The only way to circumnavigate this potential sinkhole is through rigorous project management. A high-powered executive should be dedicated, perhaps full time, to leading a cross-company, cross-functional team that:
- Identifies and sets priorities on the full portfolio of integration projects, beginning with the categories listed under Pitfall #2.
- Defines the objectives, activities, and resource requirements of each project.
- Assigns the “best and brightest” as project sponsors and project managers. (These are the people who everyone wants for every initiative; however, what endeavor is a better use of their time than the successful melding of these two companies?)
- Establishes a realistic sequence and schedule of projects and activities within them.
- Surrounds projects with insulation by continually asking:
- What could go wrong?
- What can we do to prevent it from going wrong?
- What will we have ready to minimize the damage if it does go wrong?

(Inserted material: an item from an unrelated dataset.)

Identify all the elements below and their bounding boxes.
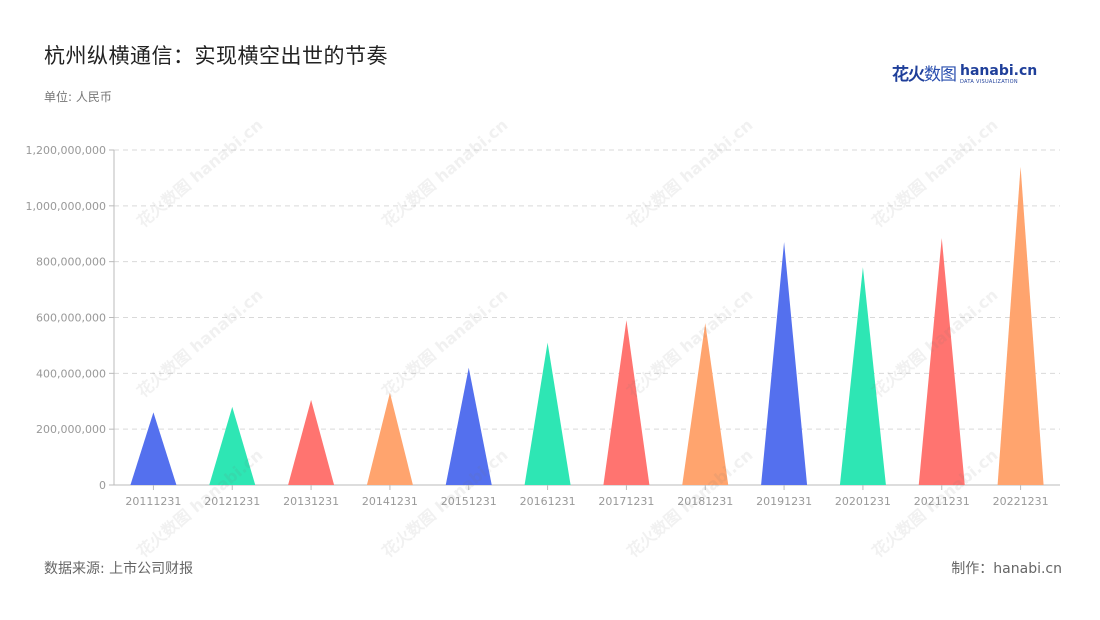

- Monitors progress like a hawk and quickly makes the inevitable mid-course corrections.
- Ensures that the skills, culture, and structure support effective, efficient project execution.
Figure 2 displays the factors that influence the success of acquisition-driven projects.
Pitfall #4: Failing to balance the structural and human dimensions of the change effort
Acquisition integration involves a structural dimension that is made up of components such as:
- Business processes
- Reporting relationships
- Information systems
- Compensation plans
Perhaps even more important—because it has as much impact and is easier to overlook—is the human dimension that encompasses:
- Communicating the what/why/how of the integration
- Building commitment to the changes
- Installing the culture (values, rules, rituals, practices, norms, expectations, reward systems) that will support the newly-combined organization
Figure 3 displays the Performance System, a template for addressing the needs of the teams and individuals embarking on the acquisition journey.
If the systems are in place, but the people aren’t on board, the acquisition will stumble and most likely fall. If the people are energized but forced to do battle with irrational systems, they will retreat to the old way of doing business.
Myriad acquisition activities lie beneath these four pitfalls. However, they represent the initial buckets of integration effort. Though the acquisition challenge is (and should be) humbling, its threats and opportunities can be addressed by deploying the right people, armed with the right tools. What is more important than capitalizing on the full potential of this acquisition?